If you can provide a bit more clarity / a concrete example of how the configuration above would break down, I think it would be helpful in order for our developers to evaluate / scope such a feature!

mfoos · March 7, 2019, 6:27pm

Cool! As I was submitting the original post, I was like "oh this is probably one of those don't-mix-the-types things" which you have also captured here in the "attributes" mental model. So I do think that's the "workaround" I was/am headed toward.

However, I know that your customer going "yeah, okay, I get it" is not as satisfying as actually improving their situation/answering their question, so I will flesh out my example a little. First, this doesn't invalidate your point, but for clarity, to us, proteins ARE categorized by disease. Like, in some instances, a brain-related protein would be of interest for Alzheimers AND Parkinsons, but an immune system protein that we are looking at for MS wouldn't be of interest for, say, stroke (don't @ me, neuroscientists!). So that protein would be "an MS protein" for our purposes. But anyway!

So in my mind, there's a little bit of pressure to not have a million categories, so in a situation like we have, which will have very diverse tags, my inclination is to sort of "nest" right away. Then I have a theoretical user in my brain coming to the tags and going "How will I find my content?" and while it's true that some users will be like "gimme that protein!", many will be like "I want to know about my disease of interest!" and then when that menu opens, it doesn't make sense to stay strict to the attribute, because the interest is not going to be in, say, subtypes of Alzheimers (some day, hopefully!), it's going to be in projects (potential drugs that need questions answered about them), targets (what we've been calling "proteins"), clinical trials, etc.

So no, the problem isn't really "validity" of tag combos, it's having overlapping hierarchies, and I suppose supporting different use cases - people who would "start" at the disease level vs people who would "start" at the protein level and making sure they see the relevant subtags. I can currently have "AD -> target 1" and "PD -> target 1" tags at the same time, but I do have to manually add both of them, and everything I know about databases tells me not to do that. And when I do it, the display is sorta weird looking.
58%20PM

Anyway, just typing this out has brought me back to graph theory, so I think I need to develop my use cases more thoroughly before I can see what really conflicts, because right now it's just full of potential for conflict. Thanks for engaging!

aron · March 8, 2019, 6:24pm

Thanks for the additional examples, @mfoos. It helps remind us that the real world is far "messier" than any strict hierarchy we might want to create. Your disease:protein example shows how our current tag categories can fall short. I don't have a great suggestion other than using repetition, as you've outlined. "proteins:A" with "diseases:X:A" and "diseases:Y:A". The fact that "A" is the same protein would be by convention and not enforced by RStudio Connect.

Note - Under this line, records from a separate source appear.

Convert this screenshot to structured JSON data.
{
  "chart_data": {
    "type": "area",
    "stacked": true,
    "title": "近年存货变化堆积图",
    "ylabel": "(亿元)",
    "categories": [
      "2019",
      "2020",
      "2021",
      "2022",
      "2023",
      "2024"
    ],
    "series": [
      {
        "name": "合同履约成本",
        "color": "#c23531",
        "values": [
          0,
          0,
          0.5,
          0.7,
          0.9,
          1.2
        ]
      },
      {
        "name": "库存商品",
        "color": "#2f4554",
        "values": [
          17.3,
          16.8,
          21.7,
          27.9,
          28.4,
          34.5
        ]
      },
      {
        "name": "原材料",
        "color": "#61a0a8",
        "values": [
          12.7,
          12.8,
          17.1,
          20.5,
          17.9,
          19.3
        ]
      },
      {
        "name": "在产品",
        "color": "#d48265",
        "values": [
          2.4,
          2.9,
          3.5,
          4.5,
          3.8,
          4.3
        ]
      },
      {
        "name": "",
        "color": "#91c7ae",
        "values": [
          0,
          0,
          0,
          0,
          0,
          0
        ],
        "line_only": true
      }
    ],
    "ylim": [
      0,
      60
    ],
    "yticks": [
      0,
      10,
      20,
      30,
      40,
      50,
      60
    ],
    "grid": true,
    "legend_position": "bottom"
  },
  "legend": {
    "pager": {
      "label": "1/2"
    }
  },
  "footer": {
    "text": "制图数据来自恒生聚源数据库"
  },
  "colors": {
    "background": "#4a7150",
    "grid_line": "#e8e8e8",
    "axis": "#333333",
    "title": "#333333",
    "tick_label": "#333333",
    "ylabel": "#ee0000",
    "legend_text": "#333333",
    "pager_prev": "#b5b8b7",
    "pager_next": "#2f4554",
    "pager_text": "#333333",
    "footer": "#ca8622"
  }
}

The breadcrumbs (Target 1) are not great when that tag name is repeated in the hierarchy. I've filed that as something for us to improve.

I am also taking back the discussion about more flexible ways of tagging/annotating content. Hopefully we can make this better.

mfoos · March 8, 2019, 6:41pm

This has been an excellent conversation, thank you both.

cole · March 9, 2019, 4:07am

I second Aron's thanks! I very much appreciate the practical example here. The user-flow / user thought process is something I completely disregarded in my earlier post as a focus for tag hierarchy. It is very important to find a way to organize tags in a way that syncs with user expectations. My first brainstorm idea is a kind of "dynamic" tag tree that responds to selections to show only valid combinations of tags and narrow the user's focus to the types of things they would be interested in as further selections (projects, targets, trials, etc. as you mention). I am definitely no UX designer either, though This example will be very helpful. Thanks again!

system · March 30, 2019, 4:07am

This topic was automatically closed 21 days after the last reply. New replies are no longer allowed.

If you have a query related to it or one of the replies, start a new topic and refer back with a link.